Last Updated on November 30, 2023
Henry Kissinger died this week at the age of 100, prompting widespread criticism for his decades of New World Order subversion. Kissinger joined the globalist Council on Foreign Relations in 1956. In his decades of warmongering, Kissinger spoke at the secretive Bohemian Grove gathering, referred to military servicemen as “dumb, stupid animals,” undermined President Richard Nixon’s desire to suspend military shipments to Israel, and maintained a close friendship with Communist China.
Henry Kissinger, then Nixon’s National Security Adviser before Kissinger became Secretary of State, showed up on the list of speakers at the 1970 Bohemian Grove ceremony in California (with astronaut Neil Armstrong and others), according to a Bohemian Club document printed on page 18 of G. William Domhoff’s 1974 book The Bohemian Grove And Other Retreats, which is now preserved on the Central Intelligence Agency (CIA) online library. Kissinger was a member of the Bohemian Club, which oversees the owl-worshipping treachery at Bohemian Grove. Kissinger was present at Bohemian Grove with Nixon’s successor Gerald Ford in 1977, shortly after Ford was voted out of office.
Here is a photograph of Henry Kissinger at Bohemian Grove in the same camp (reportedly “Camp Mandalay”) with Gerald Ford in 1977.
Shawna Ferris McNulty, a cast member of the San Francisco theatrical revue “Beach Blanket Babylon,” wore a hat honoring Henry Kissinger at a 2018 party at ex-Secretary of State George Schultz’s house, and the hat featured what appear to be tarot-style esoteric playing cards on either side of Kissinger’s face. The San Francisco Chronicle noted that Kissinger “visits most summers for the annual encampment at the Bohemian Grove…”
Henry Kissinger reportedly said in 1973 that military men are “dumb, stupid animals to be used,” according to Bob Woodward and Carl Bernstein’s 1976 book The Final Days.
Kissinger’s quote, which he popped off in the presence of Nixon’s White House chief of staff Alexander Haig, speaks to the elitist globalist mentality that Kissinger and his cronies brought to U.S. foreign policy in the wartorn modern era. The Intercept writer Jon Schwarz pointed to the disturbing passage in the Woodward and Bernstein book:
Kissinger also undermined Nixon’s foreign policy, with Kissinger acting on behalf of the interests of the nation-state of Israel. In an article for The Intercept, Jon Schwarz wrote: “After the war, Kissinger returned to his strategy of obstructing any peaceful settlement. In another of his memoirs, he recorded that in 1974, just before Nixon resigned, Nixon told him to “cut off all military deliveries to Israel until it agreed to a comprehensive peace.” Kissinger quietly stalled for time, Nixon left office, and it didn’t come up with Ford as president.” (The Intercept passage ends)

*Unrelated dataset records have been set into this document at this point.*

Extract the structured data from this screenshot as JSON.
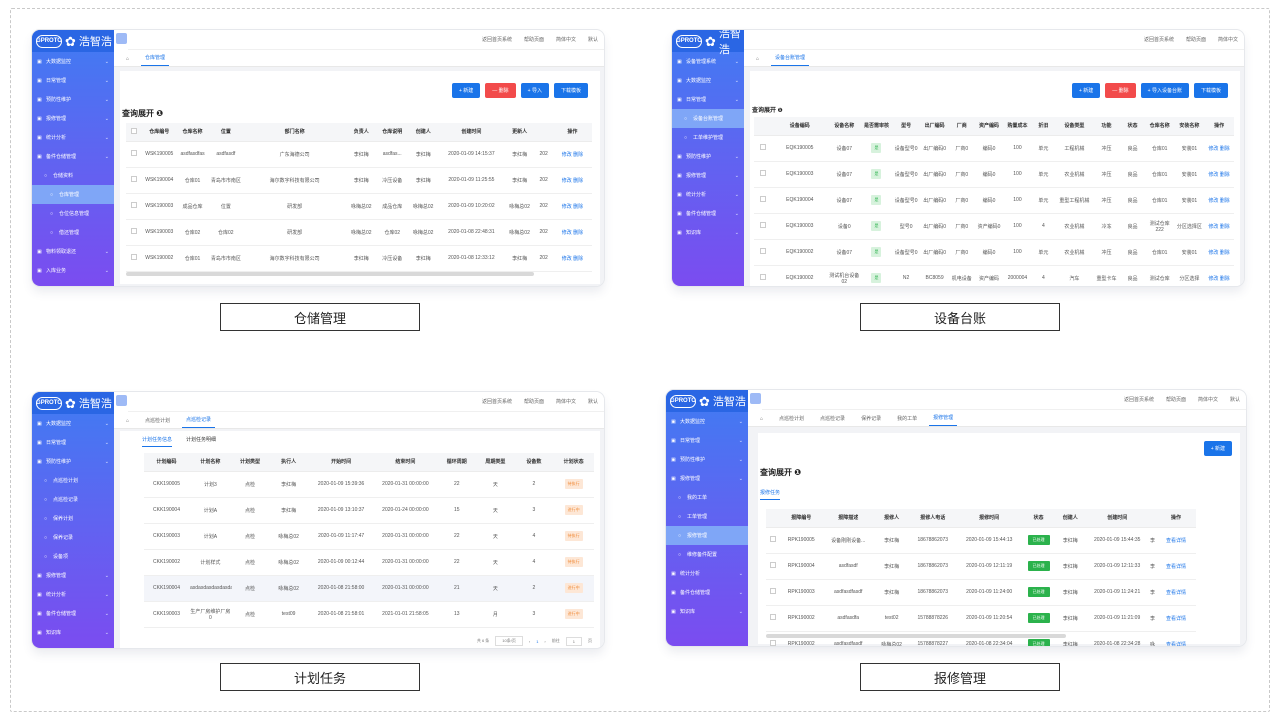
{
  "brand": {
    "logo": "GPROTO",
    "name": "浩智浩"
  },
  "topbar": {
    "home": "返回首页系统",
    "fullscreen": "帮助页面",
    "lang": "简体中文",
    "user": "默认"
  },
  "captions": {
    "warehouse": "仓储管理",
    "equipment": "设备台账",
    "plan": "计划任务",
    "repair": "报修管理"
  },
  "warehouse": {
    "menu": [
      {
        "label": "大数据监控",
        "level": 0
      },
      {
        "label": "日常管理",
        "level": 0
      },
      {
        "label": "预防性维护",
        "level": 0
      },
      {
        "label": "报修管理",
        "level": 0
      },
      {
        "label": "统计分析",
        "level": 0
      },
      {
        "label": "备件仓储管理",
        "level": 0
      },
      {
        "label": "仓储资料",
        "level": 1
      },
      {
        "label": "仓库管理",
        "level": 2,
        "active": true
      },
      {
        "label": "仓位信息管理",
        "level": 2
      },
      {
        "label": "借还管理",
        "level": 2
      },
      {
        "label": "物料领取退还",
        "level": 0
      },
      {
        "label": "入库业务",
        "level": 0
      },
      {
        "label": "出库业务",
        "level": 0
      }
    ],
    "tab": "仓库管理",
    "buttons": {
      "add": "+ 新建",
      "del": "— 删除",
      "import": "+ 导入",
      "template": "下载模板"
    },
    "query": "查询展开",
    "columns": [
      "仓库编号",
      "仓库名称",
      "位置",
      "部门名称",
      "负责人",
      "仓库说明",
      "创建人",
      "创建时间",
      "更新人",
      "",
      "操作"
    ],
    "rows": [
      [
        "WSK190005",
        "asdfasdfas",
        "asdfasdf",
        "广东海德公司",
        "李红梅",
        "asdfas...",
        "李红梅",
        "2020-01-09 14:15:37",
        "李红梅",
        "202",
        "修改 删除"
      ],
      [
        "WSK190004",
        "仓库01",
        "青岛市市南区",
        "海尔数字科技有限公司",
        "李红梅",
        "冷压设备",
        "李红梅",
        "2020-01-09 11:25:55",
        "李红梅",
        "202",
        "修改 删除"
      ],
      [
        "WSK190003",
        "成品仓库",
        "位置",
        "研发部",
        "咏梅总02",
        "成品仓库",
        "咏梅总02",
        "2020-01-09 10:20:02",
        "咏梅总02",
        "202",
        "修改 删除"
      ],
      [
        "WSK190003",
        "仓库02",
        "仓库02",
        "研发部",
        "咏梅总02",
        "仓库02",
        "咏梅总02",
        "2020-01-08 22:48:31",
        "咏梅总02",
        "202",
        "修改 删除"
      ],
      [
        "WSK190002",
        "仓库01",
        "青岛市市南区",
        "海尔数字科技有限公司",
        "李红梅",
        "冷压设备",
        "李红梅",
        "2020-01-08 12:33:12",
        "李红梅",
        "202",
        "修改 删除"
      ]
    ]
  },
  "equipment": {
    "menu": [
      {
        "label": "设备管理系统",
        "level": 0
      },
      {
        "label": "大数据监控",
        "level": 0
      },
      {
        "label": "日常管理",
        "level": 0
      },
      {
        "label": "设备台账管理",
        "level": 1,
        "active": true
      },
      {
        "label": "工单维护管理",
        "level": 1
      },
      {
        "label": "预防性维护",
        "level": 0
      },
      {
        "label": "报修管理",
        "level": 0
      },
      {
        "label": "统计分析",
        "level": 0
      },
      {
        "label": "备件仓储管理",
        "level": 0
      },
      {
        "label": "知识库",
        "level": 0
      }
    ],
    "tab": "设备台账管理",
    "buttons": {
      "add": "+ 新建",
      "del": "— 删除",
      "import": "+ 导入设备台账",
      "template": "下载模板"
    },
    "query": "查询展开",
    "columns": [
      "",
      "设备编码",
      "设备名称",
      "是否需审核",
      "型号",
      "出厂编码",
      "厂商",
      "资产编码",
      "购置成本",
      "折旧",
      "设备类型",
      "功能",
      "状态",
      "仓库名称",
      "安装名称",
      "操作"
    ],
    "rows": [
      [
        "",
        "EQK190005",
        "设备07",
        "是",
        "设备型号0",
        "出厂编码0",
        "厂商0",
        "编码0",
        "100",
        "单元",
        "工程机械",
        "冲压",
        "良品",
        "仓库01",
        "安装01",
        "修改 删除"
      ],
      [
        "",
        "EQK190003",
        "设备07",
        "是",
        "设备型号0",
        "出厂编码0",
        "厂商0",
        "编码0",
        "100",
        "单元",
        "农业机械",
        "冲压",
        "良品",
        "仓库01",
        "安装01",
        "修改 删除"
      ],
      [
        "",
        "EQK190004",
        "设备07",
        "是",
        "设备型号0",
        "出厂编码0",
        "厂商0",
        "编码0",
        "100",
        "单元",
        "重型工程机械",
        "冲压",
        "良品",
        "仓库01",
        "安装01",
        "修改 删除"
      ],
      [
        "",
        "EQK190003",
        "设备0",
        "是",
        "型号0",
        "出厂编码0",
        "厂商0",
        "资产编码0",
        "100",
        "4",
        "农业机械",
        "冷冻",
        "良品",
        "测试仓库222",
        "分区选择区",
        "修改 删除"
      ],
      [
        "",
        "EQK190002",
        "设备07",
        "是",
        "设备型号0",
        "出厂编码0",
        "厂商0",
        "编码0",
        "100",
        "单元",
        "农业机械",
        "冲压",
        "良品",
        "仓库01",
        "安装01",
        "修改 删除"
      ],
      [
        "",
        "EQK190002",
        "测试机台设备02",
        "是",
        "N2",
        "BC8059",
        "机电设备",
        "资产编码",
        "2000004",
        "4",
        "汽车",
        "重型卡车",
        "良品",
        "测试仓库",
        "分区选择",
        "修改 删除"
      ]
    ]
  },
  "plan": {
    "menu": [
      {
        "label": "大数据监控",
        "level": 0
      },
      {
        "label": "日常管理",
        "level": 0
      },
      {
        "label": "预防性维护",
        "level": 0
      },
      {
        "label": "点巡检计划",
        "level": 1
      },
      {
        "label": "点巡检记录",
        "level": 1
      },
      {
        "label": "保养计划",
        "level": 1
      },
      {
        "label": "保养记录",
        "level": 1
      },
      {
        "label": "设备项",
        "level": 1
      },
      {
        "label": "报修管理",
        "level": 0
      },
      {
        "label": "统计分析",
        "level": 0
      },
      {
        "label": "备件仓储管理",
        "level": 0
      },
      {
        "label": "知识库",
        "level": 0
      }
    ],
    "tabs": [
      "点巡检计划",
      "点巡检记录"
    ],
    "subtabs": [
      "计划任务信息",
      "计划任务明细"
    ],
    "columns": [
      "计划编码",
      "计划名称",
      "计划类型",
      "执行人",
      "开始时间",
      "结束时间",
      "循环周期",
      "周期类型",
      "设备数",
      "计划状态"
    ],
    "rows": [
      [
        "CKK190005",
        "计划3",
        "点检",
        "李红梅",
        "2020-01-09 15:39:36",
        "2020-01-31 00:00:00",
        "22",
        "天",
        "2",
        "待执行"
      ],
      [
        "CKK190004",
        "计划A",
        "点检",
        "李红梅",
        "2020-01-09 13:10:37",
        "2020-01-24 00:00:00",
        "15",
        "天",
        "3",
        "进行中"
      ],
      [
        "CKK190003",
        "计划A",
        "点检",
        "咏梅总02",
        "2020-01-09 11:17:47",
        "2020-01-31 00:00:00",
        "22",
        "天",
        "4",
        "待执行"
      ],
      [
        "CKK190002",
        "计划样式",
        "点检",
        "咏梅总02",
        "2020-01-09 00:12:44",
        "2020-01-31 00:00:00",
        "22",
        "天",
        "4",
        "待执行"
      ],
      [
        "CKK190004",
        "asdasdasdasdasdasdasdasd",
        "点检",
        "咏梅总02",
        "2020-01-08 21:58:00",
        "2020-01-31 00:00:00",
        "21",
        "天",
        "2",
        "进行中"
      ],
      [
        "CKK190003",
        "生产厂房维护厂房0",
        "点检",
        "test09",
        "2020-01-08 21:58:01",
        "2021-01-01 21:58:05",
        "13",
        "月",
        "3",
        "进行中"
      ]
    ],
    "pager": {
      "total": "共 6 条",
      "size": "10条/页",
      "page": "1",
      "goto": "前往",
      "pageno": "1",
      "unit": "页"
    }
  },
  "repair": {
    "menu": [
      {
        "label": "大数据监控",
        "level": 0
      },
      {
        "label": "日常管理",
        "level": 0
      },
      {
        "label": "预防性维护",
        "level": 0
      },
      {
        "label": "报修管理",
        "level": 0
      },
      {
        "label": "我的工单",
        "level": 1
      },
      {
        "label": "工单管理",
        "level": 1
      },
      {
        "label": "报修管理",
        "level": 1,
        "active": true
      },
      {
        "label": "维修备件配置",
        "level": 1
      },
      {
        "label": "统计分析",
        "level": 0
      },
      {
        "label": "备件仓储管理",
        "level": 0
      },
      {
        "label": "知识库",
        "level": 0
      }
    ],
    "tabs": [
      "点巡检计划",
      "点巡检记录",
      "保养记录",
      "我的工单",
      "报修管理"
    ],
    "buttons": {
      "add": "+ 新建"
    },
    "query": "查询展开",
    "subtab": "报修任务",
    "columns": [
      "",
      "报障编号",
      "报障描述",
      "报修人",
      "报修人电话",
      "报修时间",
      "状态",
      "创建人",
      "创建时间",
      "",
      "操作"
    ],
    "rows": [
      [
        "",
        "RPK190005",
        "设备刚刚设备...",
        "李红梅",
        "18678862073",
        "2020-01-09 15:44:13",
        "已处理",
        "李红梅",
        "2020-01-09 15:44:35",
        "李",
        "查看详情"
      ],
      [
        "",
        "RPK190004",
        "asdfasdf",
        "李红梅",
        "18678862073",
        "2020-01-09 12:11:19",
        "已处理",
        "李红梅",
        "2020-01-09 12:11:33",
        "李",
        "查看详情"
      ],
      [
        "",
        "RPK190003",
        "asdfasdfasdf",
        "李红梅",
        "18678862073",
        "2020-01-09 11:24:00",
        "已处理",
        "李红梅",
        "2020-01-09 11:24:21",
        "李",
        "查看详情"
      ],
      [
        "",
        "RPK190002",
        "asdfasdfa",
        "test02",
        "15788878226",
        "2020-01-09 11:20:54",
        "已处理",
        "李红梅",
        "2020-01-09 11:21:09",
        "李",
        "查看详情"
      ],
      [
        "",
        "RPK190002",
        "asdfasdfasdf",
        "咏梅总02",
        "15788878227",
        "2020-01-08 22:34:04",
        "已处理",
        "李红梅",
        "2020-01-08 22:34:28",
        "咏",
        "查看详情"
      ]
    ]
  }
}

Of course, Kissinger kept his Secretary of State position during the Gerald Ford administration, after Nixon’s resignation over Watergate. Even though Ford lost to Jimmy Carter in the 1976 presidential election, Kissinger continued to act as a powerful gadfly in Washington, D.C. politics. From serving on the board of fraudster Elizabeth Holmes’ defunct medical company Theranos to popping up in the news for globalist-studded birthday bashes, Kissinger continued to irritate decent Americans long after his stint in the Nixon and Ford administrations.
Of course, Kissinger, who brokered relations with China during the Nixon years, was extremely tight with China as the Chinese Communists gained power over the years and America lost power. China’s Foreign Ministry described Kissinger, upon his passing, as “an old and dear friend of the Chinese people.”
If only the American people could say the same.